Di era keterbukaan informasi dan transparansi yang kita jalani saat ini, setiap orang sebenarnya memiliki kebebasan untuk mengemukakan dan mengekspresikan pendapatnya. Kebebasan berekspresi ini dijamin di dalam konstitusi oleh negara. Akan tetapi, realitas yang terjadi di lapangan kerap kali menunjukkan pandangan yang berbeda. Banyak individu, termasuk siswa, masih merasa takut dan malu untuk mengekspresikan pendapat atau keinginan mereka secara terbuka.
Rasa malu dan takut ini seringkali muncul pada siswa di usia remaja. Akibat perasaan seperti ini, proses belajar mengajar yang seharusnya berlangsung secara interaktif menjadi terhambat. Sebagai contoh, siswa cenderung memilih untuk diam daripada memulai perdebatan atau dialog dengan guru dan sesama siswa. Tentunya, kondisi semacam ini sangat tidak kondusif bagi upaya pembelajaran yang seharusnya berlangsung secara dialogis dan interaktif.
Oleh karena itulah, penanaman kemampuan asertif pada siswa menjadi sangat penting dan perlu dilakukan sedini mungkin. Kemampuan asertif ini akan membantu siswa untuk berani mengemukakan pendapat atau keinginan mereka secara terbuka tanpa merasa malu atau takut. Dengan demikian, proses belajar mengajar di sekolah dapat berlangsung secara lebih interaktif dan efektif.
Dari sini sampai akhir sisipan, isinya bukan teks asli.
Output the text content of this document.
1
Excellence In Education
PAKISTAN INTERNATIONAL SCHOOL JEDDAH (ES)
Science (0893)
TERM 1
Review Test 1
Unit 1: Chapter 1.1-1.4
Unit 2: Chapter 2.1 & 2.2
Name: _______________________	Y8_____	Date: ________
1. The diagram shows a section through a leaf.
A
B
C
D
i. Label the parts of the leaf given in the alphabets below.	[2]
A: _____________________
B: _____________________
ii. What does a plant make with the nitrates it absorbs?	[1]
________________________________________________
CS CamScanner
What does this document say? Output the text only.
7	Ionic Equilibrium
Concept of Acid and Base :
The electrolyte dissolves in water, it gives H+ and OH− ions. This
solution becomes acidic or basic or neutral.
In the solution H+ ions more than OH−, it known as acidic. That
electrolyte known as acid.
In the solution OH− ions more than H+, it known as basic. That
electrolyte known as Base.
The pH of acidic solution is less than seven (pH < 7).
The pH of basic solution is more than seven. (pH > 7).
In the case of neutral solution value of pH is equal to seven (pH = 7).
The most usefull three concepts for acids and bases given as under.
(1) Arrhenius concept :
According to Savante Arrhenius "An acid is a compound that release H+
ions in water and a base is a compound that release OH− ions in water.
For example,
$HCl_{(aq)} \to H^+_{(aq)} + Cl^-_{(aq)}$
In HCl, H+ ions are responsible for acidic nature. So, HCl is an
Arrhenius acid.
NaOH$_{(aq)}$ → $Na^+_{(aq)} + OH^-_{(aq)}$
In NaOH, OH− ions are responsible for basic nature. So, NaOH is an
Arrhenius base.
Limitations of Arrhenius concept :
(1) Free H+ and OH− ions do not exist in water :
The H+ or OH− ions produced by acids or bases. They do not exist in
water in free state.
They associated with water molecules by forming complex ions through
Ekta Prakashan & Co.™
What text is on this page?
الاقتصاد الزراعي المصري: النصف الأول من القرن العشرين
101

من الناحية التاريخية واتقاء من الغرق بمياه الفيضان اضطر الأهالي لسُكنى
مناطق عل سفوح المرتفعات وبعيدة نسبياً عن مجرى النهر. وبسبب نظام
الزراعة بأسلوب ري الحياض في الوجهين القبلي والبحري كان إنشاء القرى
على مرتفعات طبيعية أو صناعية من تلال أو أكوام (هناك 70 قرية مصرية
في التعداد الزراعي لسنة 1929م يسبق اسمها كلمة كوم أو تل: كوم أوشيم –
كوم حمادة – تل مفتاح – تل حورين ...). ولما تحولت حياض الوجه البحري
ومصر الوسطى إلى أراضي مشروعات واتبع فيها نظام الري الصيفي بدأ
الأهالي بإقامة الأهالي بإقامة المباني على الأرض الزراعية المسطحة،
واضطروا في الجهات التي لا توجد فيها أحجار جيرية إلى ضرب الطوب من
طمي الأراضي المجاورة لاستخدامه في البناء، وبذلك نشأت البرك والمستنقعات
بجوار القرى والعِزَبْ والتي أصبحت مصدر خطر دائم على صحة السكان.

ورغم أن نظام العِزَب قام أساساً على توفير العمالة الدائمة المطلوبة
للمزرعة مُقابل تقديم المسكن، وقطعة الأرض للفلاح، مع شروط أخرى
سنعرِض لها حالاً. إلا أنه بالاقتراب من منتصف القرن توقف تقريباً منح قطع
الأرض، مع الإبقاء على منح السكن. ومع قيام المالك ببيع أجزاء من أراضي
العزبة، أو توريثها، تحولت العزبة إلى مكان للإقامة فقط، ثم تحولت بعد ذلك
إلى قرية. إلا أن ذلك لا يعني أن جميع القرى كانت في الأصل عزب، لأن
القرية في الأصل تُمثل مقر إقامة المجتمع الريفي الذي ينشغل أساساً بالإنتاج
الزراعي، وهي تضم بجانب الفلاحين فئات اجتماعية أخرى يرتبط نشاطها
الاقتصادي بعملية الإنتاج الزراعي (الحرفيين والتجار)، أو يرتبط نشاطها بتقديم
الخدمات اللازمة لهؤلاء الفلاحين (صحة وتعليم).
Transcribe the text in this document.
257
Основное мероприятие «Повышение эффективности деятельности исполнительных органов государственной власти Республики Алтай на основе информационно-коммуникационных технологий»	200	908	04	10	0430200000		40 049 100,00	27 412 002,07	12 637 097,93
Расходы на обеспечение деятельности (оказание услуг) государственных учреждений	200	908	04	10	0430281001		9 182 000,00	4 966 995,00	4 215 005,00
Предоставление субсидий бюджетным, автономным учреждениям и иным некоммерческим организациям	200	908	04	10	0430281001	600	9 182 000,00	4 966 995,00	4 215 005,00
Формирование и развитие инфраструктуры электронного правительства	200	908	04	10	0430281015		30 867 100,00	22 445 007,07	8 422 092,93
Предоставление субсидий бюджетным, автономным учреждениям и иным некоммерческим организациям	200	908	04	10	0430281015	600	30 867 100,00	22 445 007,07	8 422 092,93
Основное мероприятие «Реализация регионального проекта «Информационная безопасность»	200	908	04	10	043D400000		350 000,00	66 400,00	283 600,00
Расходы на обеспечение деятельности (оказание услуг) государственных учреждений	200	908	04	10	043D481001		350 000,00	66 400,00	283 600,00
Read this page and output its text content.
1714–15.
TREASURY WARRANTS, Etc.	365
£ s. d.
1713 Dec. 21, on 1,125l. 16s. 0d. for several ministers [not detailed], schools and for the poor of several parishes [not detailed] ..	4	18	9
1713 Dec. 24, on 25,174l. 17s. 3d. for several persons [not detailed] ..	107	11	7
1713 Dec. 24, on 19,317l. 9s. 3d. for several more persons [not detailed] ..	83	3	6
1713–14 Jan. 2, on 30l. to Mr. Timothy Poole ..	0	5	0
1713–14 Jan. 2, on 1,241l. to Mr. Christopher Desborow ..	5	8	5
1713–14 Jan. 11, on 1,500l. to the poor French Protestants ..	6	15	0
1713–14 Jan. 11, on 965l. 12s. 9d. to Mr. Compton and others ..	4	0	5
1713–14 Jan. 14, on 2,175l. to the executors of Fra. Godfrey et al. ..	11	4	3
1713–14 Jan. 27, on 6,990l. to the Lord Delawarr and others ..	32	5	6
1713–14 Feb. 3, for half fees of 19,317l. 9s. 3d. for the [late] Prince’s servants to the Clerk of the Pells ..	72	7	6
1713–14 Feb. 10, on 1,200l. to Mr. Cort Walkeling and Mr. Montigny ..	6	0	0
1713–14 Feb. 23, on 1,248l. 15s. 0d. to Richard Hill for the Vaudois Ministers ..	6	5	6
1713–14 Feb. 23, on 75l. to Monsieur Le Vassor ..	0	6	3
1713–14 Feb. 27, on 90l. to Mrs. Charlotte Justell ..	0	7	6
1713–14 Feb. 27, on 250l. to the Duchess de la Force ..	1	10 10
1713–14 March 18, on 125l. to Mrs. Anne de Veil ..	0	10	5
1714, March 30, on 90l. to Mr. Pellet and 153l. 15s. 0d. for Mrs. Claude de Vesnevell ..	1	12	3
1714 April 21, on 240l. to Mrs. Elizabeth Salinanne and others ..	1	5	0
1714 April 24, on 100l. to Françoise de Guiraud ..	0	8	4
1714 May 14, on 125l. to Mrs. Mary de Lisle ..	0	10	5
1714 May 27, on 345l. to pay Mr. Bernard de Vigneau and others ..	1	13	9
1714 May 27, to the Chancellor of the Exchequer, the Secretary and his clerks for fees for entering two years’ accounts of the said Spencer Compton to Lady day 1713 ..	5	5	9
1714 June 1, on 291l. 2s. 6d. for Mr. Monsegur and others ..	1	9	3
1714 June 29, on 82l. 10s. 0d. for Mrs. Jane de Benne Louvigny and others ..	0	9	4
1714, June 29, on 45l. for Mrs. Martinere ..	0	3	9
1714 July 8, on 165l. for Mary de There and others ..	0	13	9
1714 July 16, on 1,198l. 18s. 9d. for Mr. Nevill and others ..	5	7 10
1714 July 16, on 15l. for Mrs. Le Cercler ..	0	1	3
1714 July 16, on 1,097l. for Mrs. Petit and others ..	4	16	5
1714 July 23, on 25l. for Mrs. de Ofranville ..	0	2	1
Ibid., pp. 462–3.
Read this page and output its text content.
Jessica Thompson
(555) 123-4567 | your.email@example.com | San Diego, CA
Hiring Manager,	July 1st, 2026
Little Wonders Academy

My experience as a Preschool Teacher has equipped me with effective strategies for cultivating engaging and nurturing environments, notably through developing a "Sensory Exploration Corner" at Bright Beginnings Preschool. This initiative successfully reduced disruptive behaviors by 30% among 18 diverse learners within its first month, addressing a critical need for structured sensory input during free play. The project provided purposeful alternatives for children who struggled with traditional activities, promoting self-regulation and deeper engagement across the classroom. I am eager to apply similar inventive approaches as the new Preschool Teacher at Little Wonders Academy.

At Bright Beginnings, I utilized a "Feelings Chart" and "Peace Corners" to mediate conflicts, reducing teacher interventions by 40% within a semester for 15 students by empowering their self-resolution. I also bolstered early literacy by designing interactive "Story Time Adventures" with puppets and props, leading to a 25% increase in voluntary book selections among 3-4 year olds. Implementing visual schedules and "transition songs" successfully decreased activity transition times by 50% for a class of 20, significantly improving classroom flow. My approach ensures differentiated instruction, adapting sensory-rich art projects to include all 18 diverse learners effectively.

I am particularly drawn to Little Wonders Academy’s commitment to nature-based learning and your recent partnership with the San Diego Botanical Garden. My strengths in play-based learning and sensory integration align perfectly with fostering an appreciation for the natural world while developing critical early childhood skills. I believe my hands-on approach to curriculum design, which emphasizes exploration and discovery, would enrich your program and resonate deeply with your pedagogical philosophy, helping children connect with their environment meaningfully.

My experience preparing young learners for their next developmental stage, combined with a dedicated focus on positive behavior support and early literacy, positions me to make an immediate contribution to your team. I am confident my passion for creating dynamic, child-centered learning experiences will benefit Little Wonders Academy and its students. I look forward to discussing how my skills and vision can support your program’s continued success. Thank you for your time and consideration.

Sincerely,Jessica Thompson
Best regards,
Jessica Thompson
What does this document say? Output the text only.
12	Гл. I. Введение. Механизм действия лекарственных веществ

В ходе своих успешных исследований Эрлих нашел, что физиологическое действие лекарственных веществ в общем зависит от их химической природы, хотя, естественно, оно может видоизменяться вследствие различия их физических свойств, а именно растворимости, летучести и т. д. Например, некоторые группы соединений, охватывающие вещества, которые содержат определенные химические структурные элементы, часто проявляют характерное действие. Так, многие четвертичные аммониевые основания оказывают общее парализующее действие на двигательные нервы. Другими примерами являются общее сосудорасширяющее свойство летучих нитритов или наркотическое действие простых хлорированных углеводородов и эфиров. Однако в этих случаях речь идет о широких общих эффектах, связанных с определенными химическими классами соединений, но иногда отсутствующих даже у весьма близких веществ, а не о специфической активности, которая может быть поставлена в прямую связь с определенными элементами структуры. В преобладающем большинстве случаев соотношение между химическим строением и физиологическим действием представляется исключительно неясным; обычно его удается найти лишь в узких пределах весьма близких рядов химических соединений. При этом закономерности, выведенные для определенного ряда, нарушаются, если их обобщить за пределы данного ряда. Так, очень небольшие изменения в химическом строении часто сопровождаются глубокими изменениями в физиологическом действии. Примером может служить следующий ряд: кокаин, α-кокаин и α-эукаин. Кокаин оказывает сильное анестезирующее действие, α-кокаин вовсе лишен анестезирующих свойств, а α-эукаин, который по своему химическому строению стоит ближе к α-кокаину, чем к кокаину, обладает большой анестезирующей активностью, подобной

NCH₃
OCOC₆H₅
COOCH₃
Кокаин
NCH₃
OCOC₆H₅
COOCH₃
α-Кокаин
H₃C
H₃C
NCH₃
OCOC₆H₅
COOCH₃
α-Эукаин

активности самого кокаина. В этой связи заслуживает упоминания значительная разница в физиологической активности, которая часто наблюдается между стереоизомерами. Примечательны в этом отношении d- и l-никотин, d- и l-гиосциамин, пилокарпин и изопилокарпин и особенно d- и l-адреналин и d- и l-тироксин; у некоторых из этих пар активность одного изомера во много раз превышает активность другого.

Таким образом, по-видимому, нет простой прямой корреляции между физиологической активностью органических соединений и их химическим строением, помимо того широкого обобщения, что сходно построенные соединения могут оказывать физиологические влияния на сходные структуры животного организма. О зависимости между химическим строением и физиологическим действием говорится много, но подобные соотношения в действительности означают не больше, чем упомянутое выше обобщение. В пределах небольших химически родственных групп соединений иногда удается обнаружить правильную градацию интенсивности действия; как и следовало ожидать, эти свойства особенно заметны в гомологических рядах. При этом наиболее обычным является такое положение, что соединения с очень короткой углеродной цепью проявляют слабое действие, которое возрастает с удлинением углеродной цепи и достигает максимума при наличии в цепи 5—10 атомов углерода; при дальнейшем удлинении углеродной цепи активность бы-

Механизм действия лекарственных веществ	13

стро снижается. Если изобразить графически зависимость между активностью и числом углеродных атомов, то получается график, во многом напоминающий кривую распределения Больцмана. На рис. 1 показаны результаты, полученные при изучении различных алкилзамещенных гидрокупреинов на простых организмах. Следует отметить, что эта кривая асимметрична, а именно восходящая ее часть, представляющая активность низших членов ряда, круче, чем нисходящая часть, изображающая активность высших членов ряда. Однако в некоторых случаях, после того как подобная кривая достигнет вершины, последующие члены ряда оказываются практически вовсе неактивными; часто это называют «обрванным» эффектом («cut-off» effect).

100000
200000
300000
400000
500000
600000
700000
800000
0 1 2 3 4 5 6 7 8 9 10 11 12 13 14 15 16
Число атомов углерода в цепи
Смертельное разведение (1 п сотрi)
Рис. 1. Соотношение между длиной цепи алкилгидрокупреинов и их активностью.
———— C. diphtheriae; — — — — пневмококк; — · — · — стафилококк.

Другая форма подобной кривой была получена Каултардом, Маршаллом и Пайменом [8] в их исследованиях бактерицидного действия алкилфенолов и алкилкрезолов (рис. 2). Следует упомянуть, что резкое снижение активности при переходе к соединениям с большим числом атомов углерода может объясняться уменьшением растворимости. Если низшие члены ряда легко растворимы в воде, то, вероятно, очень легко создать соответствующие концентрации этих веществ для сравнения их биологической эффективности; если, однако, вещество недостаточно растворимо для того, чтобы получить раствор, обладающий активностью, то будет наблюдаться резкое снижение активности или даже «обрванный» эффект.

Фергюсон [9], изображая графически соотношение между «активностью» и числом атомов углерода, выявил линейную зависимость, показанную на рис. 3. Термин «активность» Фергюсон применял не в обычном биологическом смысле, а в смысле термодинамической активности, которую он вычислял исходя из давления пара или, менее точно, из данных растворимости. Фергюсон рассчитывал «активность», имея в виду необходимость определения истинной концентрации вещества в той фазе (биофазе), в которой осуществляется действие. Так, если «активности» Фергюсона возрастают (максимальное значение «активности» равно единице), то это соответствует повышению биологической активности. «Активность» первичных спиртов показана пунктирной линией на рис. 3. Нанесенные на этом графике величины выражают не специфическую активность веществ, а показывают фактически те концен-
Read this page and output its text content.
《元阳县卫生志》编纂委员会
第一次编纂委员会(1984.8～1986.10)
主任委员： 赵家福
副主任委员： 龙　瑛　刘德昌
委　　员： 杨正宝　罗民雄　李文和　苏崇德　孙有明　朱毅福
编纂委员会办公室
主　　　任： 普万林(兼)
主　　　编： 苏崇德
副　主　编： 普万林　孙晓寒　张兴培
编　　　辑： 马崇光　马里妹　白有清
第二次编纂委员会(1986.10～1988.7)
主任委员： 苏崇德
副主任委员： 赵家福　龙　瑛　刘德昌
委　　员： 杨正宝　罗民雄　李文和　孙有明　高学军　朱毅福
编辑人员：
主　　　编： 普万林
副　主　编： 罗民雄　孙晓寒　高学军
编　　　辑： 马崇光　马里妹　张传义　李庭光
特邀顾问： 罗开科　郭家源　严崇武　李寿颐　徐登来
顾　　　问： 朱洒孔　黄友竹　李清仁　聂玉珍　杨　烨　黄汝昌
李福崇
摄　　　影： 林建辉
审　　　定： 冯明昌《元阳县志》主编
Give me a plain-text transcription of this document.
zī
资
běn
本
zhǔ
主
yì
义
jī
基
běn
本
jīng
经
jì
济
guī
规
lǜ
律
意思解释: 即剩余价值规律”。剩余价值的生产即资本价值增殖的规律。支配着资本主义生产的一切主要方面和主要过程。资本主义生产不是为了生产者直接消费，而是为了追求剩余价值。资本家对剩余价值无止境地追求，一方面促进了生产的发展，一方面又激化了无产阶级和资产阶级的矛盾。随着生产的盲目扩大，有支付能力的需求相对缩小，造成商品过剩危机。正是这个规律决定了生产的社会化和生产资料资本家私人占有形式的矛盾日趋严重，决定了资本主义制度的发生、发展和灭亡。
Kesimpulan dalam teks opini ini adalah bahwa meski kebebasan berekspresi telah dijamin oleh negara, ada sebuah “tembok rasa takut dan malu” yang masih harus dirobohkan, terutama pada generasi muda seperti siswa. Dengan penanaman kemampuan asertif, diharapkan “tembok” tersebut dapat dirobohkan sehingga kebebasan berekspresi dapat dirasakan sepenuhnya oleh setiap individu.